MADANIACOID – Langkah menuju Indonesia Emas 2045 tak hanya soal ekonomi dan teknologi. Di balik itu, ada “resep rahasia” yang kini mulai dibongkar Kementerian Agama dan perannya justru ada di kampus-kampus Islam negeri.
Kementerian Agama menegaskan arah baru Perguruan Tinggi Keagamaan Islam Negeri (PTKIN) sebagai motor utama pembentukan generasi unggul menuju Indonesia Emas 2045. Tak tanggung-tanggung, ada tiga misi besar yang kini jadi fokus utama—dan semuanya menyasar masa depan bangsa secara langsung.
Dilansir dari laman resmi Kemenag RI, Direktur Pendidikan Tinggi Islam (Diktis) Kemenag, Sahiron, menyebut PTKIN kini tak bisa lagi berjalan biasa. Kampus harus bergerak cepat, adaptif, dan relevan dengan tantangan global.
“Tugas utama kita ada tiga: transfer ilmu, penguatan riset, dan pembentukan karakter,” tegasnya saat Rapat Kerja UIN Datokarama di Palu, Kamis, 9 April 2026.
Transfer Ilmu Tak Boleh Ketinggalan Zaman
PTKIN diminta memastikan proses pembelajaran tidak hanya berjalan, tapi juga berkualitas dan adaptif terhadap perubahan zaman. Peran dosen menjadi krusial dalam mencetak lulusan yang siap bersaing di era global.
Riset dan Inovasi Jadi Penentu Daya Saing
Tak cukup hanya mengajar, kampus Islam juga didorong menjadi pusat riset unggulan. Integrasi antara ilmu agama dan ilmu umum disebut sebagai kunci agar PTKIN tidak tertinggal dalam persaingan global.

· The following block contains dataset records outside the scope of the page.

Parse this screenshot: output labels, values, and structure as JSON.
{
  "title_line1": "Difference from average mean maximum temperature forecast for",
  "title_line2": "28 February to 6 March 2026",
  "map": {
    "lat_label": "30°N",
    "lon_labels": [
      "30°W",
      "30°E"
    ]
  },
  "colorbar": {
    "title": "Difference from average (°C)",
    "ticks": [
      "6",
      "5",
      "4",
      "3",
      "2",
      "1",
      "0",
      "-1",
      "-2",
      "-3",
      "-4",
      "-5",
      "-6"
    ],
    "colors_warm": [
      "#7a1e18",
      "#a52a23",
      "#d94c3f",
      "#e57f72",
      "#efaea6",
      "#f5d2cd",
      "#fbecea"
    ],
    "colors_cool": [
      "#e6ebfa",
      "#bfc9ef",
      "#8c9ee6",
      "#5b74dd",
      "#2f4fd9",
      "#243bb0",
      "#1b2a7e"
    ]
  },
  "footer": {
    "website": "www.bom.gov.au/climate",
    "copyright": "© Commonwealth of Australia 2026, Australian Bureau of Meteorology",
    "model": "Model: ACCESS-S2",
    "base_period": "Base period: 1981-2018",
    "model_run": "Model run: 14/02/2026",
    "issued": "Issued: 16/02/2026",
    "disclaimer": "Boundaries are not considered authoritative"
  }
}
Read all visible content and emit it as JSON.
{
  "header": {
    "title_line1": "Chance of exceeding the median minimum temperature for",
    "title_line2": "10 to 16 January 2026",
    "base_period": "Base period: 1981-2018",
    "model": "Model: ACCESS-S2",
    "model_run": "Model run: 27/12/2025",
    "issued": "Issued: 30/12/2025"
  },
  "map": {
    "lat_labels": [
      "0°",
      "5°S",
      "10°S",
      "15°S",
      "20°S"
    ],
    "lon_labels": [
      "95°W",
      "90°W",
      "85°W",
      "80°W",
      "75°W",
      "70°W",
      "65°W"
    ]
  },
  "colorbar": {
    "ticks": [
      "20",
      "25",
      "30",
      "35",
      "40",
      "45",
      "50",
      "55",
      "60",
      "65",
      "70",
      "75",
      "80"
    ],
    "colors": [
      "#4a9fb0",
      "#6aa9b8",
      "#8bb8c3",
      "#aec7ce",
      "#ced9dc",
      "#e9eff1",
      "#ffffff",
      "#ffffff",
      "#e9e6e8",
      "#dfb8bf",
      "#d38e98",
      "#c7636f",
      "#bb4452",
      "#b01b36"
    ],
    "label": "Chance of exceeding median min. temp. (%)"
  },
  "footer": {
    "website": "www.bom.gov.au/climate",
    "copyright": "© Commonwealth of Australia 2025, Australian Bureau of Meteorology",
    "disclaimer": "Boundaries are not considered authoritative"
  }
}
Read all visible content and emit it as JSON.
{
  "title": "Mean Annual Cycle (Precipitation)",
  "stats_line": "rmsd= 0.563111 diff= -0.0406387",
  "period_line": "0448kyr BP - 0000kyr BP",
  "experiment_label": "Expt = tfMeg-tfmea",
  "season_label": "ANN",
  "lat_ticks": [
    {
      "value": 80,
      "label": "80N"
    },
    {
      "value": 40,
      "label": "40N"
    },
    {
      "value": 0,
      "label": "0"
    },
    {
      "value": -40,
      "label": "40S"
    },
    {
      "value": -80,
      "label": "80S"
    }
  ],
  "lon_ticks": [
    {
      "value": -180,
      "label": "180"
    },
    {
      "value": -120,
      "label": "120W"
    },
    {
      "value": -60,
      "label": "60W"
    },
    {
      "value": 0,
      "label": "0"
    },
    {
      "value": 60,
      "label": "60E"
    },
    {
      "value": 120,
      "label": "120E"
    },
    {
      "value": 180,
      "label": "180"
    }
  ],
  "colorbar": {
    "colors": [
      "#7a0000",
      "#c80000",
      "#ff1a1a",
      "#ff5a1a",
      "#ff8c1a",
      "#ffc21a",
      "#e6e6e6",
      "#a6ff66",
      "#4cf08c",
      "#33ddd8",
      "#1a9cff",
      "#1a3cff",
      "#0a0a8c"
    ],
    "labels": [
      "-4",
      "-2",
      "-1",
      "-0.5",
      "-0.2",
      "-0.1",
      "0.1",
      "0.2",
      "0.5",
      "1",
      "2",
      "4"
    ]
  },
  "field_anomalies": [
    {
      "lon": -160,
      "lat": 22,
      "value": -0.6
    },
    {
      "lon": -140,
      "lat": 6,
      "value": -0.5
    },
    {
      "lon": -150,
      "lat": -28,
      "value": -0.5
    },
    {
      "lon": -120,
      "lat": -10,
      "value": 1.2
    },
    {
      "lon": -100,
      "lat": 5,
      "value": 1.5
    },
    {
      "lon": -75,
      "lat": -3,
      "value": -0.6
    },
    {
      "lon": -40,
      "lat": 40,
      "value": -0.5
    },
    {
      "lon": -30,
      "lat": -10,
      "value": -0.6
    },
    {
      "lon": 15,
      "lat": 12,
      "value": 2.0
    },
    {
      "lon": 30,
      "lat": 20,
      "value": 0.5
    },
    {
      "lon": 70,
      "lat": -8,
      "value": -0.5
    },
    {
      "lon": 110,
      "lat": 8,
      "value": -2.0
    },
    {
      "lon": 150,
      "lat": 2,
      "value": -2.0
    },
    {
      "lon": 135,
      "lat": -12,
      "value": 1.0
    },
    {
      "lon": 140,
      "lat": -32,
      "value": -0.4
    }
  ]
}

“Pengembangan keilmuan harus dipacu lebih cepat, baik dalam pendidikan, penelitian, maupun pengabdian masyarakat,” tegas Sahiron.
Karakter Generasi Muda Jadi Taruhan Utama
Inilah poin paling krusial. PTKIN memegang peran strategis dalam membentuk karakter generasi muda—mulai dari nilai spiritual, hubungan sosial, hingga kepedulian terhadap lingkungan.
Menurut Sahiron, tanpa karakter yang kuat, visi Indonesia Emas 2045 bisa kehilangan arah.
“Pembangunan karakter harus menjadi prioritas dan dilakukan secara berkelanjutan,” ujarnya.
Arahan ini menjadi sinyal kuat bahwa masa depan Indonesia tidak hanya dibangun lewat kecerdasan, tetapi juga moral dan nilai. Kampus Islam kini berada di garis depan, menentukan seperti apa wajah Indonesia di 2045 nanti.
Jika tiga misi ini berhasil dijalankan, bukan tak mungkin PTKIN akan menjadi pusat lahirnya generasi emas yang sesungguhnya.